The lights up on the bridge were strobing, as they do at night, to keep
low-flying planes from hitting them. I could hear the sound of the snowmobile,
and the cracking of the ice. I wasn't too far away, just up on
the bridge. Close enough to see the guy go through. My first reaction
was to jump off and dive in, try to find the guy, perform a rescue.

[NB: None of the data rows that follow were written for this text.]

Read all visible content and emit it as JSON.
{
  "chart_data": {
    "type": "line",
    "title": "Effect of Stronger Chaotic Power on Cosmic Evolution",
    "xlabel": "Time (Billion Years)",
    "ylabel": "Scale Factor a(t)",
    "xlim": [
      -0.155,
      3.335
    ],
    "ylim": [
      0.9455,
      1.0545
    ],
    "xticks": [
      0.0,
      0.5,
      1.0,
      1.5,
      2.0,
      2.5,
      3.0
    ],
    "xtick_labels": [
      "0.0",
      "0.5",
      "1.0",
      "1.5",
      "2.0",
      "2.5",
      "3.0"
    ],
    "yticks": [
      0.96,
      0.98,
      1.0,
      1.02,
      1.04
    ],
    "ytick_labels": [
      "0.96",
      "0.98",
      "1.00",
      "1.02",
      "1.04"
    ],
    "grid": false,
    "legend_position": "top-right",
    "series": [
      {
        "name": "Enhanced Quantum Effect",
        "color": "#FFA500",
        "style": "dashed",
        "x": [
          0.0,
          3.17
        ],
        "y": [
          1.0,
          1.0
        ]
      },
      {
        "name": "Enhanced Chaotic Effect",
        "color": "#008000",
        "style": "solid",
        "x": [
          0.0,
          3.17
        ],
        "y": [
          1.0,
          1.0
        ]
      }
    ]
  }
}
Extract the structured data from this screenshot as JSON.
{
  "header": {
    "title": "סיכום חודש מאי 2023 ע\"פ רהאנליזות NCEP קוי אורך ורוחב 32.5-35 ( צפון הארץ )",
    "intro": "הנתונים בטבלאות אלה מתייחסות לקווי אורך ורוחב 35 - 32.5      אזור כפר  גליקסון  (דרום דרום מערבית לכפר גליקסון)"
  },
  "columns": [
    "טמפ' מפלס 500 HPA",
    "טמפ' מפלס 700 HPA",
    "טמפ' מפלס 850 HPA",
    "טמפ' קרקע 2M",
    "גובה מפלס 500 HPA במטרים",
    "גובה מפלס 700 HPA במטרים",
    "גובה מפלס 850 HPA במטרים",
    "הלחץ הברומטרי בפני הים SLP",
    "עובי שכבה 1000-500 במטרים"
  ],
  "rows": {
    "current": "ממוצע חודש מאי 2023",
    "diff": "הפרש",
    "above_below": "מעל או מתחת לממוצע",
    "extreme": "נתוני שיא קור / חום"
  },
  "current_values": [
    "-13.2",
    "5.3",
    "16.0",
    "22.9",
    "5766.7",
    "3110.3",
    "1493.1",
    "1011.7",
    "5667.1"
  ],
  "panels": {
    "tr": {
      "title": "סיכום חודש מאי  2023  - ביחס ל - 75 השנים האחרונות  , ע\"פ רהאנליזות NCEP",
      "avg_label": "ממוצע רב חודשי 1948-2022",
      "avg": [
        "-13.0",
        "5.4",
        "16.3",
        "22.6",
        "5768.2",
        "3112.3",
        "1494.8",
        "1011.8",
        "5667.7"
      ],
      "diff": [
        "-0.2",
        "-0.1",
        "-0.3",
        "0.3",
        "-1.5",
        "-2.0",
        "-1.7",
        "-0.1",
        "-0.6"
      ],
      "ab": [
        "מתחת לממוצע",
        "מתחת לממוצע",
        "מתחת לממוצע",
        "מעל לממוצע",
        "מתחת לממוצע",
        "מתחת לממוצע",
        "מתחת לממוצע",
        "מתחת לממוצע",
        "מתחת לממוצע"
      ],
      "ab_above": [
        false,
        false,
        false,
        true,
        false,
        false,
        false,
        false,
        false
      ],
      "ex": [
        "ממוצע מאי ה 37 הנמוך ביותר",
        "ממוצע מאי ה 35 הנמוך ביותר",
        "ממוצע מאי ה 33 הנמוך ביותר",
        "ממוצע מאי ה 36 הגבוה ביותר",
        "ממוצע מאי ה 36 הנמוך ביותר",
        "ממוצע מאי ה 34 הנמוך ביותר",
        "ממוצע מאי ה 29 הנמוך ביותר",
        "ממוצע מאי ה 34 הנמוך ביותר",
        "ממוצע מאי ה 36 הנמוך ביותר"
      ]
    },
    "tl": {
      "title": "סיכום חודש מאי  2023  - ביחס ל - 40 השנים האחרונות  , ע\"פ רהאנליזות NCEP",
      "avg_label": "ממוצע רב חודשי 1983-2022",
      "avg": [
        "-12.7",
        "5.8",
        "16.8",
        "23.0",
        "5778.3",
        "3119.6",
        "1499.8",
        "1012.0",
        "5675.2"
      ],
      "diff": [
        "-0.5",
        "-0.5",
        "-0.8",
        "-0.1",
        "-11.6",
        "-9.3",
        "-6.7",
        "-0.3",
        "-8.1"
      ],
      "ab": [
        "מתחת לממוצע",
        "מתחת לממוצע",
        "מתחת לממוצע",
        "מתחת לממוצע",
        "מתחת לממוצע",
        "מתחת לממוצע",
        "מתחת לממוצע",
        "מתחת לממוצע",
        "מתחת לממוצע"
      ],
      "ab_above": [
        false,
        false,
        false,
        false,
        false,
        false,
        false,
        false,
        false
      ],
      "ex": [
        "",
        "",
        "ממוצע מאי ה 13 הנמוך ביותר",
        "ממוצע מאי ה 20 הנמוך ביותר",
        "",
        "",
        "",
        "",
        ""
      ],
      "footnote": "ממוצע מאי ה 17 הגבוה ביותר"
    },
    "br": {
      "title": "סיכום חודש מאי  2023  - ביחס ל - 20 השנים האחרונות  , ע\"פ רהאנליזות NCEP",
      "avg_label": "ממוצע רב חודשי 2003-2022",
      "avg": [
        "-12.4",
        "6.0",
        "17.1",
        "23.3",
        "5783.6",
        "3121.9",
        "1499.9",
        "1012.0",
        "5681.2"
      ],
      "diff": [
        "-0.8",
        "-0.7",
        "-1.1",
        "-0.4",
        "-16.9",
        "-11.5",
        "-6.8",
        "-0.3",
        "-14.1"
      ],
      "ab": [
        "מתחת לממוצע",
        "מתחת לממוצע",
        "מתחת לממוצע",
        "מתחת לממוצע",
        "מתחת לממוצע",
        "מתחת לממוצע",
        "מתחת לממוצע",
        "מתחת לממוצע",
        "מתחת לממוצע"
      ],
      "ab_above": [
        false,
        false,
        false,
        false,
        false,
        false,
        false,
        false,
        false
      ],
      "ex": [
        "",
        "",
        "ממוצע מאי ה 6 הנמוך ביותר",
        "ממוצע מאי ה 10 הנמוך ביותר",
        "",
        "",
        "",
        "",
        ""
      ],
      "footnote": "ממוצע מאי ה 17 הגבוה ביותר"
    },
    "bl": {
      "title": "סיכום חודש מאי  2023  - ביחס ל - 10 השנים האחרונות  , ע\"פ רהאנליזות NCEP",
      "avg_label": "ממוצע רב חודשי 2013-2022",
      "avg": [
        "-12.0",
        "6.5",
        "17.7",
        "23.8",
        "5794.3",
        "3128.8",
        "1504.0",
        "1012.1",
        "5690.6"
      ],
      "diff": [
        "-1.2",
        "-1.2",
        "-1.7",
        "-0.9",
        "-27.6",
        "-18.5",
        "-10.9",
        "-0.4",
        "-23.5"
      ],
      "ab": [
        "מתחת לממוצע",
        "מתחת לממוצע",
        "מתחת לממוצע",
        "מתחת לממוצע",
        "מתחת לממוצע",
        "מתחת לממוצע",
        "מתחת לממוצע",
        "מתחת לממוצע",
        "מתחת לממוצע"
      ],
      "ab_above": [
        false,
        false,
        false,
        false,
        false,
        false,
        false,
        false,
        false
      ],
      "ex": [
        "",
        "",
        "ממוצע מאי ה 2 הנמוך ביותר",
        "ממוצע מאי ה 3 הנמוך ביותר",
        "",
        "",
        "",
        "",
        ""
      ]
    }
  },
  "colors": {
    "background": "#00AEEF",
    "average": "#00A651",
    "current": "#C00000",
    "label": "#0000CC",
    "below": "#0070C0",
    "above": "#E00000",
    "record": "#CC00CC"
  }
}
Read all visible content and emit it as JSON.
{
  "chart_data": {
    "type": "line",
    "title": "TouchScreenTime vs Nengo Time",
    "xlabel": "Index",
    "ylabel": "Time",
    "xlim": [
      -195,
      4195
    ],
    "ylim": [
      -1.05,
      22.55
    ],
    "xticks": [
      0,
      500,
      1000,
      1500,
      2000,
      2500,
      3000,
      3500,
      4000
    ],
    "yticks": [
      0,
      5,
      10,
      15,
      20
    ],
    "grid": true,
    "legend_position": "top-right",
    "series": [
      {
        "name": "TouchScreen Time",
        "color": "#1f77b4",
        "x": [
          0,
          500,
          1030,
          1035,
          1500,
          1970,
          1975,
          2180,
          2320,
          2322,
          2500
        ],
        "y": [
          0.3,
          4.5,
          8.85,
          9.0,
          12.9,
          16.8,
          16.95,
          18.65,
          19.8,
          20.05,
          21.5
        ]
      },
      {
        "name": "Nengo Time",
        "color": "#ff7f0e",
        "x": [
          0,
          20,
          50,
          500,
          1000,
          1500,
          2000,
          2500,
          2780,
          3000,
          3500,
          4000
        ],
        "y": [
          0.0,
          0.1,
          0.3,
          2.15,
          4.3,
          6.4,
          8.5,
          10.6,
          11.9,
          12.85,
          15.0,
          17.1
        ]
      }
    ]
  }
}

Be gallant, and galavant about just after. But I didn't—what
could I do? The ice was shattered for a hundred feet at least—as
far as I could see in the light coming through the snow from the streetlights
just a ways away. Don't they know, I wondered? Don't they
get it, that the ice is always thinner than you'd think, especially
when it's overcast. Especially when it's snowing? Especially
when the snow is laying itself down on the lake, adding weight to mount
on what's beneath? I felt this awfulness like when each of my
relatives had died, this hissing feeling like you're in a life
raft and something's cut a hole. The sound of the cracking ice
was not unlike the barn-collapsing-sound that I heard only once in person,
in 1979 when we had had 300 inches of snow and everything was buried.
The barn snapped like a back and the whole thing caved in. We didn't
use it before anyhow. And later, I'd pore through the wreckage
and find tiny metal parts for some unknown, obsolete machine, and collect
them in shoe boxes, and tell myself I wasn't a bizarre kid after
all. It was the sound of things giving way; this must happen to everyone
at least one and sometimes only one time, where your whole life gives
way and you're dropped into something else entirely. Some sieve.
When the boat that's taking you out to Isle Royale, the Ranger
III, sinks. The sound filled me with dread and something else, like
awe—at the colossus that rules the winter, how it takes and keeps
the confidence and lives of men, and turns them into stories. Men and
men. Men and men. I've never seen a woman go through the lake
like that. Not once. And there are many who go snowmobiling. They just
don't feel the pull to cross the canal when the ice is softened
and not so thick. They themselves are not as thick. My mother died in
1985, but not this way. The way she went and finally got out of this
place was something else completely.